Background: Lipoblastoma is a rare benign tumor of infancy and childhood, with similar radiographic imaging findings as malignant liposarcoma. Therefore, it is crucial to distinguish through other diagnostics and clinical features. We present our experience with the diagnosis and clinical management of this entity. Methods: A retrospective chart review was performed to identify children treated for lipoblastoma at our institution over a 30-year period. Charts were evaluated for diagnostic methods, treatment, and recurrence risk. Results: A total of 9 males and 3 females were identified. The age at diagnosis ranged from 8 months to 44 years. Imaging modalities employed included ultrasound (N = 5), MRI (N = 12), X-ray (N = 8), and CT (N = 3).

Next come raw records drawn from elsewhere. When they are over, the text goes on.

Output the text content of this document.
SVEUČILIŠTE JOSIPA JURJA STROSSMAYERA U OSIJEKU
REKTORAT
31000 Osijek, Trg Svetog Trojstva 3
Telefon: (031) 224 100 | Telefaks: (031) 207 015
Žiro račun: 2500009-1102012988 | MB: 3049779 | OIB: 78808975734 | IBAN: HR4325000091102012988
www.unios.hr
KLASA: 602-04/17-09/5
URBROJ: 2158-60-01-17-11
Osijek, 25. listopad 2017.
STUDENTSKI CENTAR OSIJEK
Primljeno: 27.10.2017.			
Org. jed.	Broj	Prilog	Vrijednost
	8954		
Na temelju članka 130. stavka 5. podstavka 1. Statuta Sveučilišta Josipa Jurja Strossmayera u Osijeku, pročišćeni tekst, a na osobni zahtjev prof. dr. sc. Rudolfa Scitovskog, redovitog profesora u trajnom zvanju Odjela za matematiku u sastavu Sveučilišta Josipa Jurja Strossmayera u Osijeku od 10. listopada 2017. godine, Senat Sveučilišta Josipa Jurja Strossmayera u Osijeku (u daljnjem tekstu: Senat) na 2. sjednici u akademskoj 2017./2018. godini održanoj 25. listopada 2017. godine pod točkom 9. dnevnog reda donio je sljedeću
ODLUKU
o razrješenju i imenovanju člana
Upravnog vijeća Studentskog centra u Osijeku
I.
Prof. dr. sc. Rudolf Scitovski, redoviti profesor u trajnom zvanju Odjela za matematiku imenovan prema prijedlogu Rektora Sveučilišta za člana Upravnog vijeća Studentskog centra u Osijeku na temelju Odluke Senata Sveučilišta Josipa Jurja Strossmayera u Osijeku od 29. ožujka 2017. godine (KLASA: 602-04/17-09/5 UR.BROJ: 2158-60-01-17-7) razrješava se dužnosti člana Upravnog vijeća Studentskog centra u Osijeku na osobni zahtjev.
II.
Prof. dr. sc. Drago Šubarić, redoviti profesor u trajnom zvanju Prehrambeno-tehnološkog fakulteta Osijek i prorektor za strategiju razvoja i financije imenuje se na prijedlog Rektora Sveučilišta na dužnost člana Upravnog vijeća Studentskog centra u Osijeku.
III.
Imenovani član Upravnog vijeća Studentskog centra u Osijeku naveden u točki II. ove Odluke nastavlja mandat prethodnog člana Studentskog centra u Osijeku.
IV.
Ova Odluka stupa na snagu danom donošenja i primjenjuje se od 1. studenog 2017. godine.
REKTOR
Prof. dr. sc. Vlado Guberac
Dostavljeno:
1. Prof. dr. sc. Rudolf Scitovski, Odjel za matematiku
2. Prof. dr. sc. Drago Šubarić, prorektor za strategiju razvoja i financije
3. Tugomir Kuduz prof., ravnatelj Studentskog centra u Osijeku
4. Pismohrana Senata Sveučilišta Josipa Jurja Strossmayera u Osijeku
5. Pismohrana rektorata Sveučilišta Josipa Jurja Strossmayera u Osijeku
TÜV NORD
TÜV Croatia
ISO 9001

The tumor location was reported in the lower extremity (N = 8) and upper extremity (N = 4). The tumor size ranged from 1.7 to 18 cm (mean=7.08 cm). All patients underwent complete resection. Available pathology reports noted masses featuring mature adipocytes (N = 1), fibrous septa (N = 2), focal myxoid changes (N = 1), and spindle cells (N = 2). Nine patients underwent chromosomal analysis, which demonstrated five chromosome 8 abnormalities. No recurrences were reported. Three patients had follow-up imaging, and 11 had follow-up visits between 2 weeks to 15 years. Conclusion: Lipoblastoma is an uncommon childhood neoplasm of embryonic white fat that can also be present in adolescence and adulthood. Imaging, especially MRI, is helpful in limiting the differential diagnosis, but definitive diagnosis requires tissue biopsy, which should be obtained with core biopsy rather than fine needle aspiration. Surgical resection is curative with few complications. We do not recommend routine monitoring as recurrence is unlikely.